Nicht selten sind Fahrer eines Kraftfahrzeugs an einem Unfallgeschehen beteiligt, obwohl sie nicht über die zulässige Fahrerlaubnis verfügt haben. Selbst wenn sie sich – bis auf das Fehlen der Fahrerlaubnis – vollkommen verkehrsgerecht verhalten haben, ergibt dieser Umstand regelmäßig Streit darüber, ob und wie dies im Rahmen der Haftungsabwägung zu berücksichtigen ist. Im Ergebnis wird dieser Umstand richtigerweise kaum eine Rolle spielen.
In die Abwägung nach § 254 BGB, § 9 StVG sind der Rechtsprechung des BGH (VI ZR 115/05, NJW 2007, 506) folgend alle, aber auch nur diejenigen unstreitigen oder erwiesenen Faktoren einzubeziehen, die eingetreten sind, zur Entstehung des Schadens beigetragen haben und einem der Beteiligten zuzurechnen sind. Danach kann die Tatsache, dass ein Unfallbeteiligter ohne Fahrerlaubnis gefahren ist, nur dann zu berücksichtigen sein, wenn feststeht, dass sich dieser Umstand in dem Unfall tatsächlich ausgewirkt hat. Eine abstrakte Gefahrerhöhung dadurch, dass z.B. eine zum Führen eines Kraftfahrzeugs ungeeignete Person während der Sperrfrist ein Kraftfahrzeug führt, kann nicht berücksichtigt werden, erhöht für sich genommen noch nicht einmal die Betriebsgefahr eines Fahrzeugs.
Ist also ein Verschulden eines Kraftfahrers ohne Fahrerlaubnis nicht erwiesen, ist die fehlende Fahrerlaubnis überhaupt nicht bei der Haftungsabwägung zu berücksichtigen.
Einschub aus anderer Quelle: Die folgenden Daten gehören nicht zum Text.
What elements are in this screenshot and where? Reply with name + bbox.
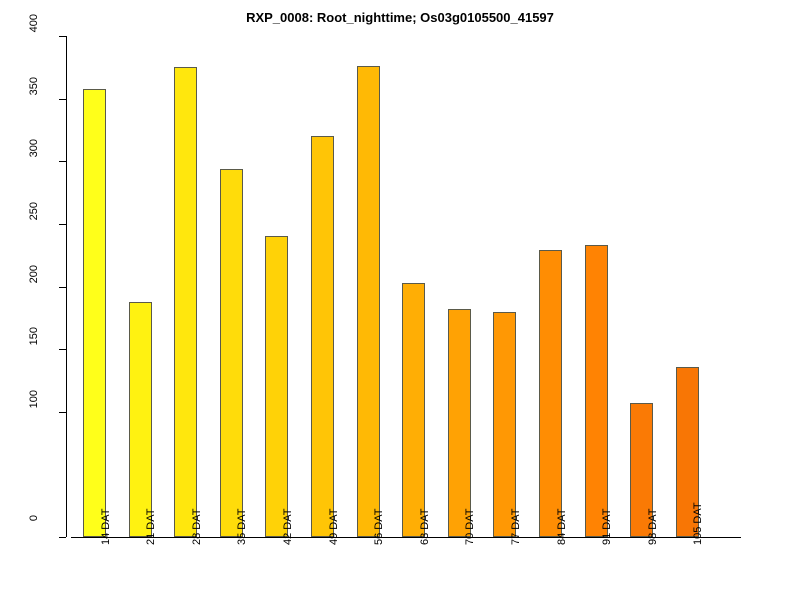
bar: [128, 301, 152, 537]
y-axis-tick: [59, 98, 66, 100]
x-axis-tick-label-text: 21 DAT: [145, 508, 158, 545]
bar: [311, 136, 334, 537]
y-axis-tick-label: 0: [28, 515, 40, 522]
y-axis-tick: [59, 349, 66, 351]
y-axis-tick: [59, 223, 66, 225]
x-axis-tick-label-text: 42 DAT: [281, 508, 294, 545]
y-axis-tick: [59, 161, 66, 163]
bar: [402, 282, 426, 537]
x-axis-tick-label-text: 84 DAT: [555, 508, 568, 545]
x-axis-tick-label-text: 98 DAT: [646, 508, 659, 545]
bar: [447, 309, 471, 537]
x-axis-tick-label-text: 35 DAT: [236, 508, 249, 545]
x-axis-tick-label-text: 28 DAT: [190, 508, 203, 545]
y-axis-line: [66, 36, 67, 537]
bar: [356, 66, 380, 537]
y-axis-title: Cy3 signal intensity: [2, 0, 18, 12]
chart-title: RXP_0008: Root_nighttime; Os03g0105500_4…: [246, 10, 554, 25]
x-axis-tick-label-text: 14 DAT: [99, 508, 112, 545]
x-axis-tick-label-text: 63 DAT: [418, 508, 431, 545]
x-axis-tick-label-text: 77 DAT: [509, 508, 522, 545]
bar: [493, 311, 517, 537]
bar: [539, 250, 562, 537]
y-axis-tick: [59, 286, 66, 288]
y-axis-tick-label: 400: [28, 14, 40, 33]
x-axis-line: [71, 537, 741, 538]
y-axis-tick-label: 200: [28, 264, 40, 283]
y-axis-tick-label: 150: [28, 327, 40, 346]
x-axis-tick-label-text: 70 DAT: [464, 508, 477, 545]
x-axis-tick-label-text: 105 DAT: [692, 502, 705, 545]
y-axis-tick: [59, 36, 66, 37]
bar: [630, 402, 654, 537]
bar: [83, 88, 106, 537]
y-axis-tick-label: 100: [28, 389, 40, 409]
bar: [174, 67, 198, 537]
y-axis-tick: [59, 411, 66, 413]
y-axis-tick: [59, 537, 66, 538]
x-axis-tick-label-text: 49 DAT: [327, 508, 340, 545]
bar: [675, 366, 699, 537]
x-axis-tick-label-text: 91 DAT: [601, 508, 614, 545]
x-axis-tick-label-text: 56 DAT: [373, 508, 386, 545]
bar: [584, 245, 608, 537]
bar: [265, 236, 289, 537]
y-axis-tick-label: 350: [28, 76, 40, 95]
bar: [219, 168, 243, 537]
y-axis-tick-label: 300: [28, 139, 40, 158]
y-axis-tick-label: 250: [28, 201, 40, 221]
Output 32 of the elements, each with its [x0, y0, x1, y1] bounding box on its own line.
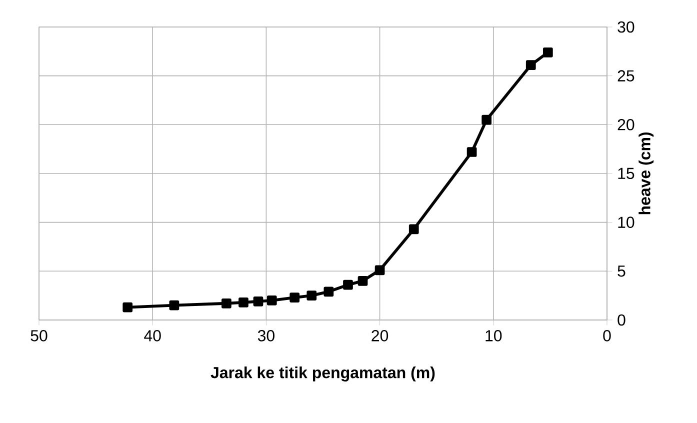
- y-tick-label: 20: [618, 118, 634, 130]
- point: [169, 300, 180, 310]
- point: [343, 280, 353, 290]
- x-tick-label: 50: [30, 330, 48, 342]
- x-tick-label: 40: [144, 330, 161, 342]
- point: [122, 302, 133, 312]
- point: [222, 298, 232, 308]
- point: [358, 276, 368, 286]
- point: [324, 286, 334, 297]
- point: [266, 296, 277, 306]
- x-tick-label: 0: [603, 330, 611, 342]
- y-tick-label: 25: [618, 70, 634, 82]
- x-tick-label: 30: [258, 330, 274, 342]
- x-tick-label: 10: [486, 330, 502, 342]
- y-axis-title: heave (cm): [638, 132, 654, 214]
- x-axis-title: Jarak ke titik pengamatan (m): [210, 366, 435, 382]
- y-tick-label: 5: [618, 266, 626, 277]
- point: [253, 296, 264, 306]
- point: [408, 224, 419, 234]
- point: [238, 297, 248, 308]
- point: [542, 47, 553, 58]
- point: [290, 292, 300, 302]
- y-tick-label: 0: [618, 314, 626, 326]
- point: [466, 147, 477, 157]
- point: [374, 265, 385, 276]
- y-tick-label: 15: [618, 168, 634, 180]
- y-tick-label: 30: [618, 21, 634, 33]
- y-tick-label: 10: [618, 216, 634, 228]
- point: [526, 60, 536, 70]
- point: [306, 290, 317, 301]
- x-tick-label: 20: [372, 330, 388, 342]
- point: [482, 114, 492, 125]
Da die Betriebsgefahr nicht erhöht ist, sind auch nicht die Voraussetzungen zum Zurücktreten dieser hinter dem Verschulden des Unfallgegners erhöht. Kollidieren zwei Kraftfahrzeuge und ein Verschulden beider ist nicht erweislich, verbleibt es ebenso bei einer hälftigen Haftungsverteilung, jedenfalls ist die Betriebsgefahr des Fahrzeugs, welches von einem führerscheinlosen Fahrer geführt wurde, auch in diesem Fall nicht erhöht. Eine "abstrakte Gefahrerhöhung" ist nicht zu berücksichtigen (BGH a.a.O.).
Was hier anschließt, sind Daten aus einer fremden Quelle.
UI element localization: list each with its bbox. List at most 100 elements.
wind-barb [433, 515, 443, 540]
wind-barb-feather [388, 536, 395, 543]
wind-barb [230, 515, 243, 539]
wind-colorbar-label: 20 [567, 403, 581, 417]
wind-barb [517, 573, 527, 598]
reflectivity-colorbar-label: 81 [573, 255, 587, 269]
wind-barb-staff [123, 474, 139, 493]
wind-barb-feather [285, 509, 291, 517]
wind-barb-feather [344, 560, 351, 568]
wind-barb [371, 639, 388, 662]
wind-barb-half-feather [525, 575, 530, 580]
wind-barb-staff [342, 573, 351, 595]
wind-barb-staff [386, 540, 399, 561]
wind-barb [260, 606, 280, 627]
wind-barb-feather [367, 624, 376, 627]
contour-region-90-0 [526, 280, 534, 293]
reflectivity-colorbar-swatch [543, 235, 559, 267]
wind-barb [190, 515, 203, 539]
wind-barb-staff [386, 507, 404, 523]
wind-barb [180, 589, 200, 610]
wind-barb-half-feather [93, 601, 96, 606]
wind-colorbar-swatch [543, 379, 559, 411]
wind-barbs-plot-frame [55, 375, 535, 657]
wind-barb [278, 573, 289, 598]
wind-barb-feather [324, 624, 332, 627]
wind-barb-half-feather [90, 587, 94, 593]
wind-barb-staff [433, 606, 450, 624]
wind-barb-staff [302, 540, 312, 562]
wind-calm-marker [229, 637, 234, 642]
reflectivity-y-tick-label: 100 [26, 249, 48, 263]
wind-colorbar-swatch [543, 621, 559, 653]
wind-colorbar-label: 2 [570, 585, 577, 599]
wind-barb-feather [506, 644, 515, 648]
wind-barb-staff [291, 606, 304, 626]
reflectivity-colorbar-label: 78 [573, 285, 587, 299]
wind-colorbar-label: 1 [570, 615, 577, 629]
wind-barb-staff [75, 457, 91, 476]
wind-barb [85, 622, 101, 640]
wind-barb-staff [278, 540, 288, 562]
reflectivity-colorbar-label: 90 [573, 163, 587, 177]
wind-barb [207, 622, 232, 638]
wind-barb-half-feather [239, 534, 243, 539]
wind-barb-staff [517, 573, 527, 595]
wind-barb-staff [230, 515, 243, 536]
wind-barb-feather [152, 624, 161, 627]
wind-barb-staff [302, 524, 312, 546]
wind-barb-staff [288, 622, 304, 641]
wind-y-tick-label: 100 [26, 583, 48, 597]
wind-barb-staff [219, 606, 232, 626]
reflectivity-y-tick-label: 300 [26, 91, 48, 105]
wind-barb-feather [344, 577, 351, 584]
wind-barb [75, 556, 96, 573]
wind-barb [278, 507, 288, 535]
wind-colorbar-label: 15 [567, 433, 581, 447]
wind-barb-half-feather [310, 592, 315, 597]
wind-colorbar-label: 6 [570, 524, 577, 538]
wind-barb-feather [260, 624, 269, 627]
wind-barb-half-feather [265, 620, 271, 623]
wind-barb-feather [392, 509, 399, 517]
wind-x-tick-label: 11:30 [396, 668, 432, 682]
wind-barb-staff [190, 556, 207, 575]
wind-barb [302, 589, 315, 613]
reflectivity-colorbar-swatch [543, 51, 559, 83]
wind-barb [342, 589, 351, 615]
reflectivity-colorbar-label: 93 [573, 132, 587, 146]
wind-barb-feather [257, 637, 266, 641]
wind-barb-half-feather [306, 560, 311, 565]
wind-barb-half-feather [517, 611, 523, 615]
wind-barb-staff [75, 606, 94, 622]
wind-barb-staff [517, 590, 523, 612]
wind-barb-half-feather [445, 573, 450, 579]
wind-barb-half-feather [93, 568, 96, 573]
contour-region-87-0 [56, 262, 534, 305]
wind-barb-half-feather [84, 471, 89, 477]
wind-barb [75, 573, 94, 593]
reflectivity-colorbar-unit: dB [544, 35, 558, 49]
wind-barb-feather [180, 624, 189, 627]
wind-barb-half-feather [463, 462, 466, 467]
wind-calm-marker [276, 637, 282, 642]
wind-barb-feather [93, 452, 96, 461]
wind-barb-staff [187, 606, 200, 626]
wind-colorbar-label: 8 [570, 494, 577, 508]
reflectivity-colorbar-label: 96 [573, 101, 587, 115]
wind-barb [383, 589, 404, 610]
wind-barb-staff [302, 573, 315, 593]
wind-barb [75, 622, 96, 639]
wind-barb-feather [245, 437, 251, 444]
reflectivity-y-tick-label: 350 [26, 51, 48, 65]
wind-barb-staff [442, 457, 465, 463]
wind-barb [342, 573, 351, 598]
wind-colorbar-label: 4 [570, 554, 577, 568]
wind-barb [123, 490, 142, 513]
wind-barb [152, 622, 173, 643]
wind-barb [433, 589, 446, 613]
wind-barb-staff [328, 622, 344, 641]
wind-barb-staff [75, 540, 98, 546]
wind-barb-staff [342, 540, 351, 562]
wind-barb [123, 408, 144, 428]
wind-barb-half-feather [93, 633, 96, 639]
Dass der Kraftfahrzeugführer wegen fehlender oder entzogener Fahrerlaubnis das Fahrzeug gar nicht erst führen durfte, ist insoweit ohne Belang. Maßgebend ist vielmehr, ob sich eine Fahruntüchtigkeit als Gefahrenmoment in dem Unfall niedergeschlagen hat.
Selbst wenn ein Verschulden desjenigen, der ohne Fahrerlaubnis gefahren ist, feststeht, wäre die Frage, ob hierfür die fehlende Fahrerlaubnis mitgewirkt hat, entscheidungsunerheblich. Denn auch wenn diese Frage im Ergebnis zu bejahen sei, so wird bereits das darauf beruhende Verschulden (Fahrfehler) berücksichtigt. Würde hier das Fahren ohne Fahrerlaubnis zudem noch erschwerend berücksichtigt, liefe das auf eine Summierung verschiedener Verursachungsbeiträge hinaus, die sich nur in einem unfallursächlichen Umstand ausgewirkt haben, was wiederum der Rechtsprechung des BGH widerspräche (BGH VersR 1976, 987).
Für einen Beitrag des Fahrens ohne Fahrerlaubnis zu dem Unfallgeschehen spricht auch im Regelfall nicht ein Anscheinsbeweis. Ein Erfahrungssatz des Inhalts, das im Falle eines Verkehrsunfalls, an dem ein Kraftfahrer beteiligt ist, der nicht im Besitz einer gültigen Fahrerlaubnis ist, dass Fehlen der Fahrerlaubnis sich stets unfallursächlich ausgewirkt hat, besteht nicht (KG NZV 2002, 80). Eine Ausnahme wird nur dann gesehen, wenn sich der dem Entzug der Fahrerlaubnis zugrunde liegende Fehler auch in dem Unfallereignis gezeigt hat (BGH VersR 63, 367), der Trunkenheitsfahrer also z.B. wiederum mit einer unzulässigen Menge Alkohol an einem Unfall beteiligt war.